On large numbers bits:bits2/1 is faster. I suspect this is because it reuses the stack for the recursive call.

Week 2 - Indexing a file

The aim of this exercise is to index a text file, by line number. We can think of the input being a list of text strings, and below we’ve provided an outline Erlang module that reads text files into this format, as well as a couple of example files to process.

The output of the main function should be a list of entries consisting of a word and a list of the ranges of lines on which it occurs.

For example, the entry

{ "foo" , [{3,5},{7,7},{11,13}] }

means that the word "foo" occurs on lines 3, 4, 5, 7, 11, 12 and 13 in the file.
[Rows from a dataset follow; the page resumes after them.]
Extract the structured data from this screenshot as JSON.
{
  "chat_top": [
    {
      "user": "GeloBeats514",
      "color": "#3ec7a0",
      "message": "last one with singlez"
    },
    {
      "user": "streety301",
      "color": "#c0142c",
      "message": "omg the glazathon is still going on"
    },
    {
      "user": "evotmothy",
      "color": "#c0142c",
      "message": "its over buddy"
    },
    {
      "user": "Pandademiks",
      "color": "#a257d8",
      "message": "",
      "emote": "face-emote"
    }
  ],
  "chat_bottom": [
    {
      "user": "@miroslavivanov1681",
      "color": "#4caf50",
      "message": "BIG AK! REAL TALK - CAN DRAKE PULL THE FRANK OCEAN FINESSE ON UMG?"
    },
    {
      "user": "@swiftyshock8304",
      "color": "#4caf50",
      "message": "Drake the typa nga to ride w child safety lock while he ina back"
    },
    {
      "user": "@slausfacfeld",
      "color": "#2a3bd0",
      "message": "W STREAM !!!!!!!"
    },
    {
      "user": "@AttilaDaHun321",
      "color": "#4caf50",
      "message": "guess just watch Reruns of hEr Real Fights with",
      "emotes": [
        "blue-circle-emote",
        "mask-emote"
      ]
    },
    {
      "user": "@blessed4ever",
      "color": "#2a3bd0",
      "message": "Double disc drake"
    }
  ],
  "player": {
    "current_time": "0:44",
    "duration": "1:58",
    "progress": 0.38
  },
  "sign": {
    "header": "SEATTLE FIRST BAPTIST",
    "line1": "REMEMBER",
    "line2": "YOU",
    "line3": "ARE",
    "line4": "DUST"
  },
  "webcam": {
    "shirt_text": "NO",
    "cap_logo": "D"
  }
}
My solution is found in index.erl. We index the lines and then split each line into words which are then normalized, filtered, sorted and grouped.

Taking it further

Removing all short words (e.g. words of length less than 3) or all common words (you‘ll have to think about how to define these).

Valid words are checked with valid/1, which ensures that words are letters and apostrophe only and that they are at least 3 characters long I didn't add the logic to remove common words, but this is where I would put that check as well.

Sorting the output so that the words occur in lexicographic order.

The algorithm used requires that the words are sorted and so this is already taken care of.

Normalising the words so that capitalised ("Foo") and non capitalised versions ("foo") of a word are identified.

I wrote a normalize/1 function to take care of this by converting words to all lower case.

Normalising so that common endings, plurals etc. identified.

I didn't do this part, but that would also be part of the normalize/1 function.

(Harder) Thinking how you could make the data representation more efficient than the one you first chose. This might be efficient for lookup only, or for both creation and lookup.

The current implementation is O(n ln n) for creation and O(n) for lookups. I suppose using a binary search tree could reduce the lookup time to O(ln n)* or hash map to reduce the creation time to O(n) and lookups to O(n) with the draw back that we lose sort order. Both operations seemed fast enough on my machine with the Dickens text and so I didn't put the time in to trying either.